The key point in this write up is the analyst’s view of Oracle. The passage I noted was this one:
One of our top picks in 2011 is Oracle Corp. (ORCL) To some extent, it’s a consensus buy-rated stock, but sometimes consensus actually gets it right. Oracle is clearly one of the greatest technology companies of all time. They are an execution machine, and they’ve got a captive installed base of customers that continue to come back year after year to purchase more and more capacity. Investors don’t necessarily give Oracle enough credit for its innovation and the amount of money invested in R&D, which in recent years has resulted in an appliance strategy that we think is game changing. Oracle has a near monopoly in certain areas of traditional database technology and even middleware. I would suggest that customers don’t want to spend a dollar more with Oracle than they have to unless there’s something truly unique and truly advantaged in terms of technology, and that’s the way we view Exadata.

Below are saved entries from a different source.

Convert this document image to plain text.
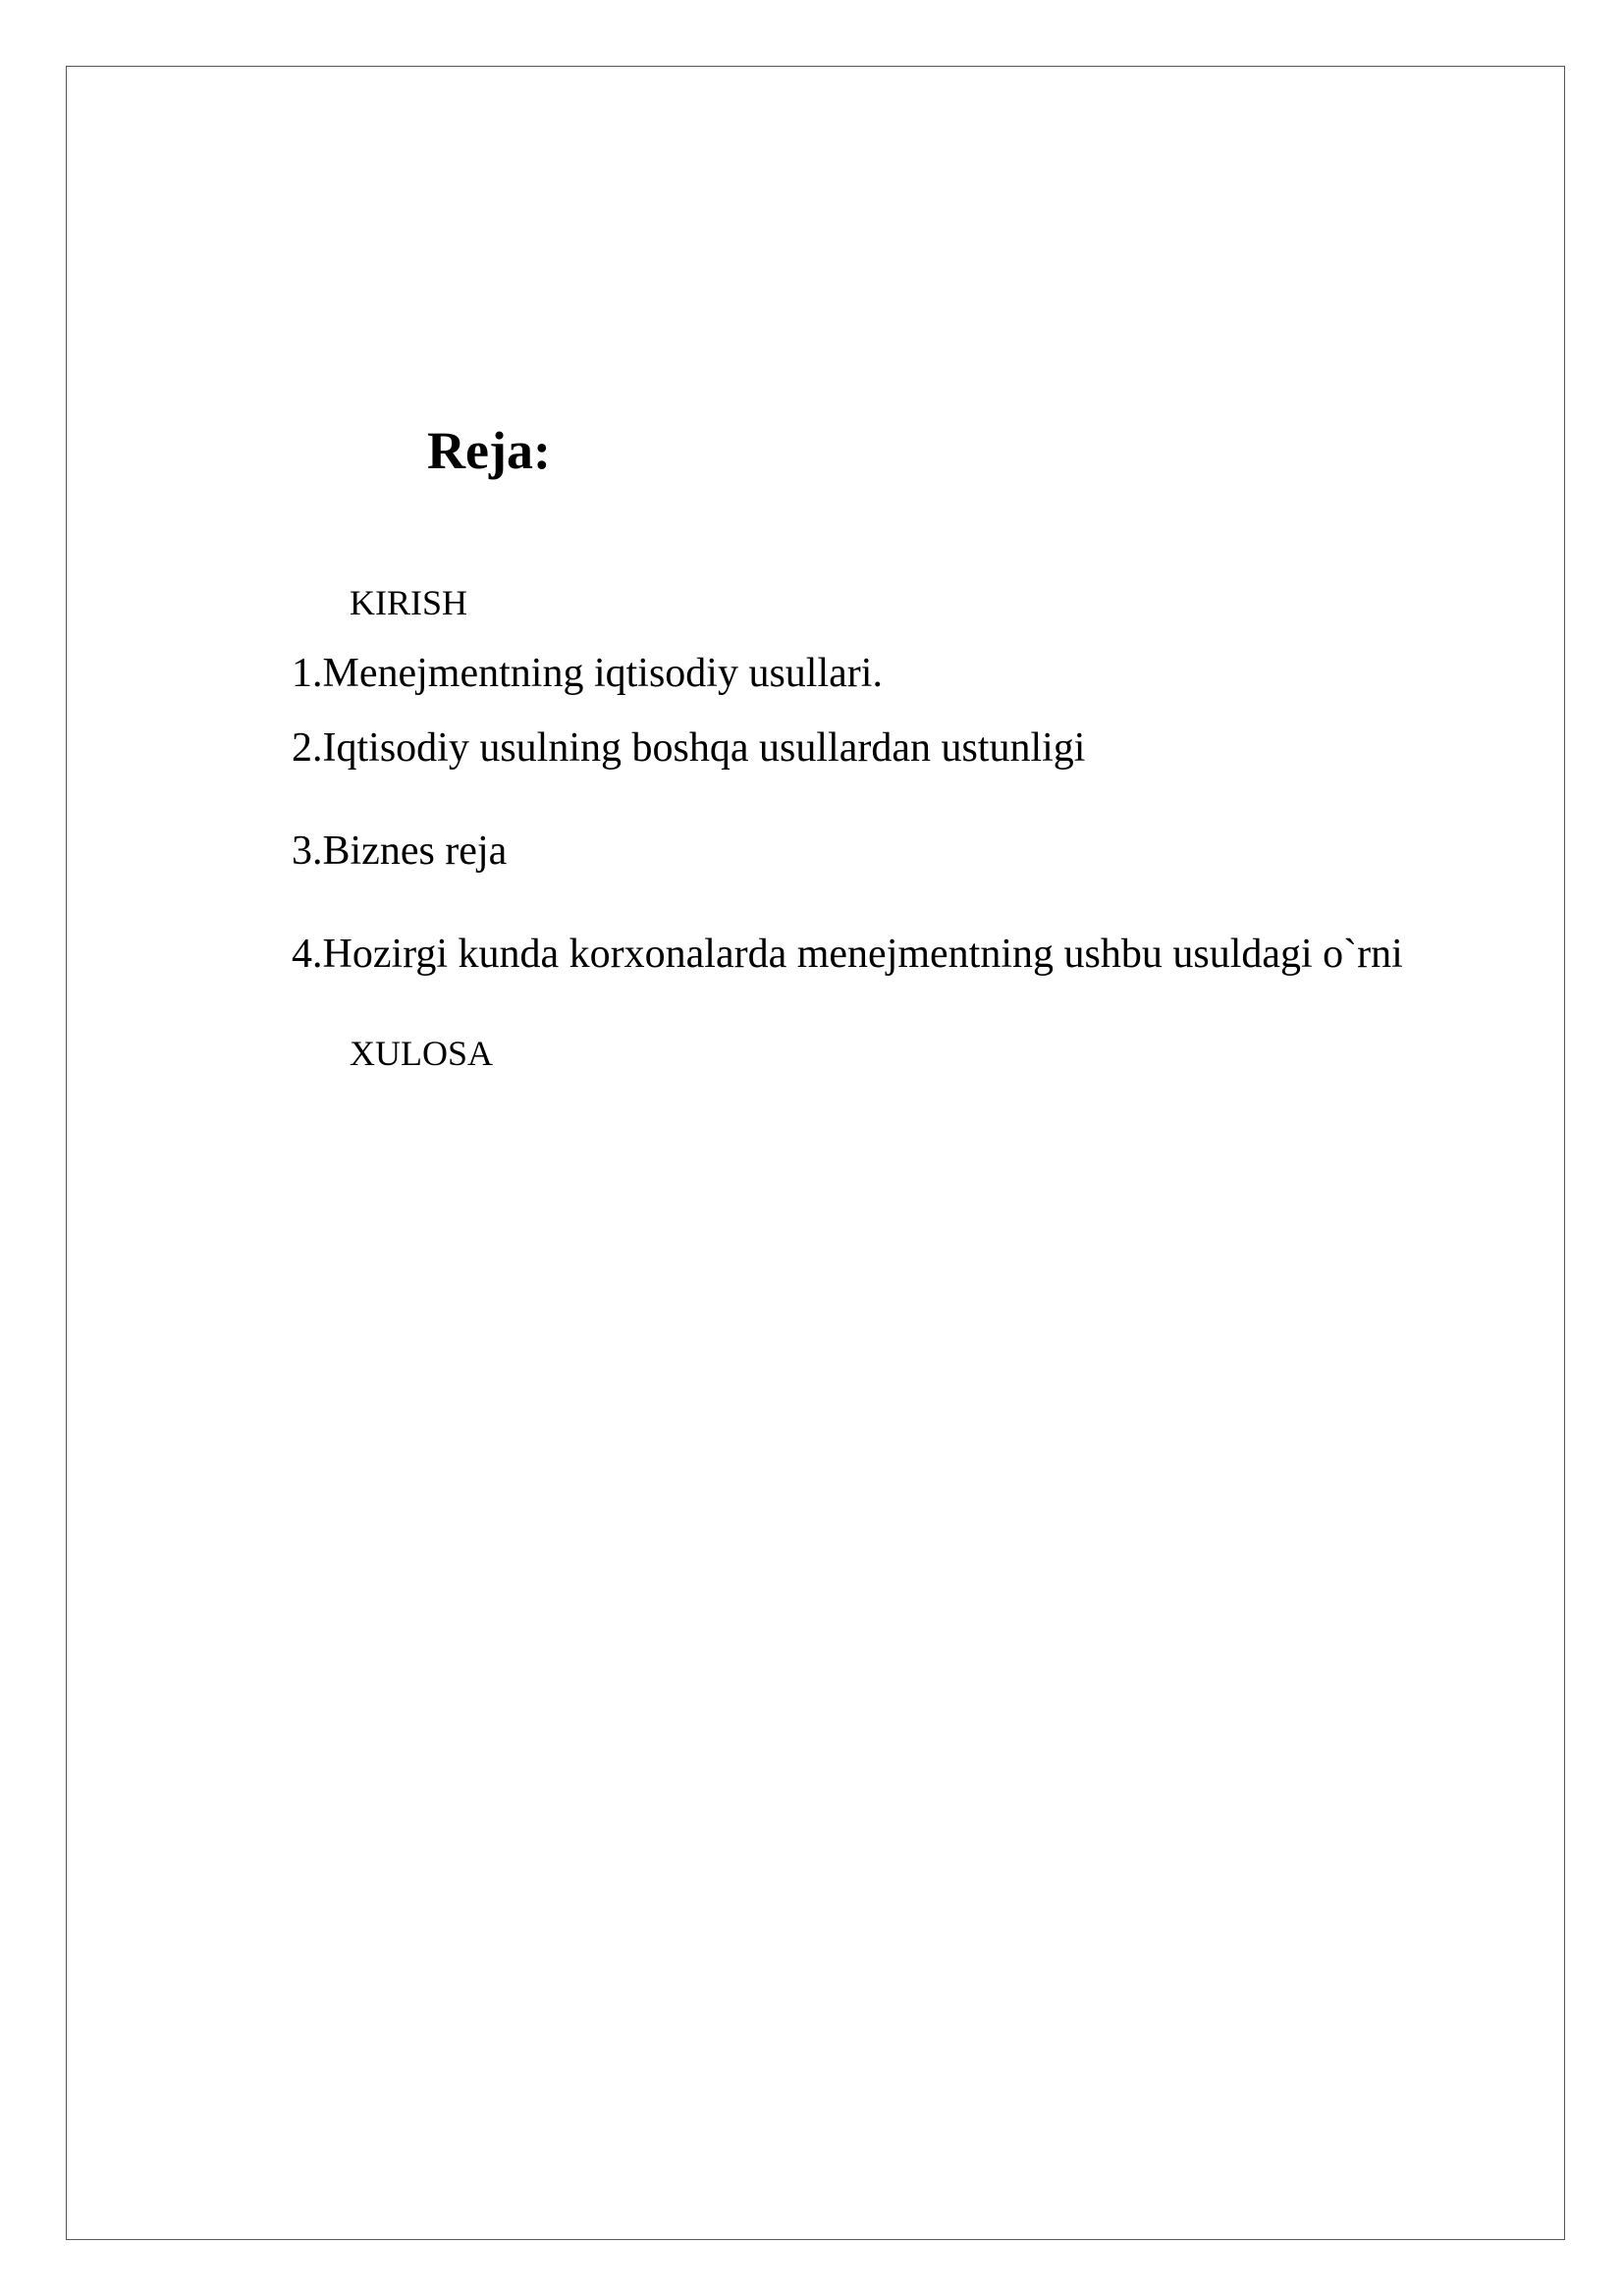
Reja:
KIRISH
1.Menejmentning iqtisodiy usullari.
2.Iqtisodiy usulning boshqa usullardan ustunligi
3.Biznes reja
4.Hozirgi kunda korxonalarda menejmentning ushbu usuldagi o`rni
XULOSA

We believe it has a value proposition that’s compelling not just in competing with appliance-based data warehousing alternatives from the likes of Teradata (TDC) or now IBM’s (IBM) Netezza or EMC’s (EMC) Greenplum, but also for consolidating transaction-processing workloads and basically delivering superior performance at a much lower total cost. It’s so compelling that we’re hearing anecdotal evidence of customers that in the past might have come to Oracle to negotiate an enterprise deal every few years, but that are now returning to the table to take advantage of Exadata. With an average price point of about $1 million per box – if we multiply that out by what we believe the pipeline could be, we think this can be a meaningful contributor to growth for Oracle into the second half of their fiscal 2011.
On the surface, the explanation is reasonable. I like the “greatest” which adds some special zest to a former Bear, Stearns’ vineyard worker. But even more notable is “an execution machine” with “a captive base of customers.” I pretty much agree. Where this empyrean influenced thinking leads, however, is interesting. Somehow Oracle and captive does not map to Oracle and open source. My hunch is that because Oracle bought some open source goodness, that is enough for our empyrean guzzling analyst.
Oracle is a proprietary outfit. Its search is proprietary, and, in my opinion, its tie up with Amazon is proprietary. And I think anything Oracle does with open source is going to go along the “captive” and proprietary route that makes Mr. Ellison a champ among champs.
Does this matter? Not to an investment type. Does it matter to open source? Yep.